Researchers from the University of Washington and the Allen Institute for AI have set a new precedent in the work of fine-tuning LLMs. The study, led by Alisa Liu, Xiaochuang Han, Yizhong Wang, Yulia Tsvetkov, Yejin Choi, and Noah A. Smith, introduces a concept known as “proxy-tuning,” a method that promises to streamline the adaptation of large pretrained LMs efficiently.
Traditionally, large language models like GPT and BERT have required extensive resources for fine-tuning to meet specific needs or to enhance their performance. This process often poses a challenge, especially when model weights are inaccessible or resource constraints are a concern.
In this paper, the team’s research addresses this gap by presenting a resource-effective alternative that maintains, and in some cases, enhances the efficacy of these models. This is where proxy tuning comes into play.
This method is a lightweight, decoding-time algorithm that works in conjunction with black-box language models, which are typically large-scale and pre-trained. The core of this technique involves tuning a smaller language model and then applying the predictive differences between the small-tuned and untuned models.
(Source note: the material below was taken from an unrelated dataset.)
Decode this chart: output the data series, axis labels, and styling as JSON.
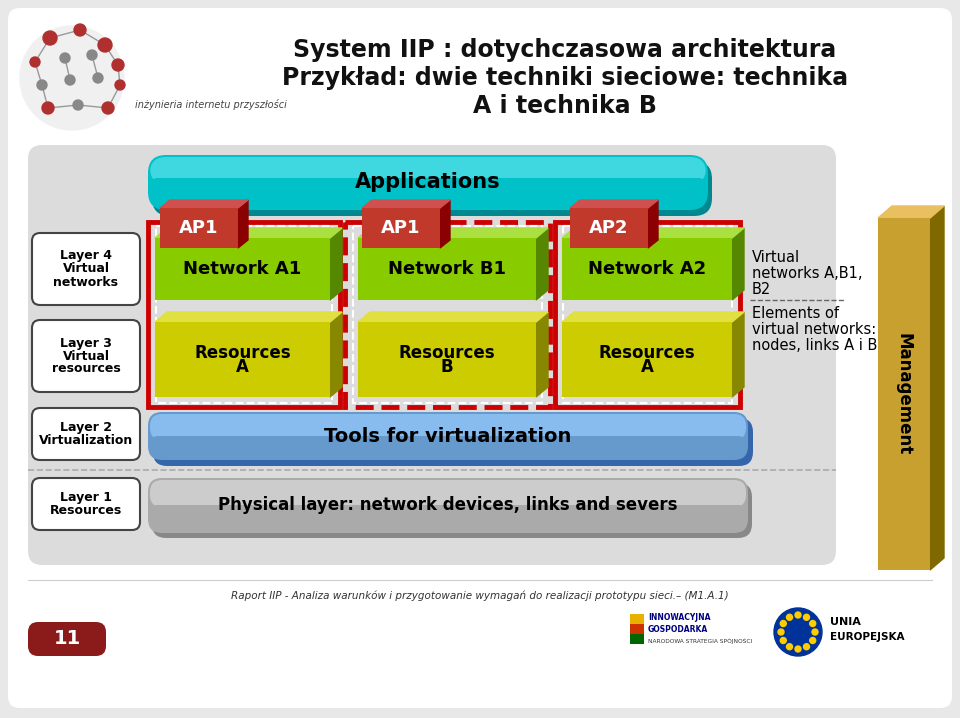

This adjustment effectively shifts the predictions of the base model toward the desired tuning goal. The beauty of this method lies in its ability to leverage the advantages of larger, more comprehensive models without directly modifying them.
The effectiveness of proxy-tuning is underscored by its application to Llama2-70B, a prominent language model. By using a proxy model of only 7B in size, the researchers successfully narrowed 88% of the performance gap between the standard and fully tuned versions of Llama2-70B.
This was achieved across various benchmarks including knowledge accuracy, reasoning capabilities, and safety measures. Notably, in tests involving TruthfulQA, a platform assessing the integrity of model responses, the proxy-tuned models outperformed their directly tuned counterparts, suggesting that this method may better preserve factual accuracy.
The implications of this study extend far beyond these initial experiments. This new method, so far, has demonstrated the versatility of proxy-tuning in other domains, such as code adaptation and task-specific fine-tuning for question-answering and mathematical problems.
This flexibility indicates the potential if it becomes possible to scale.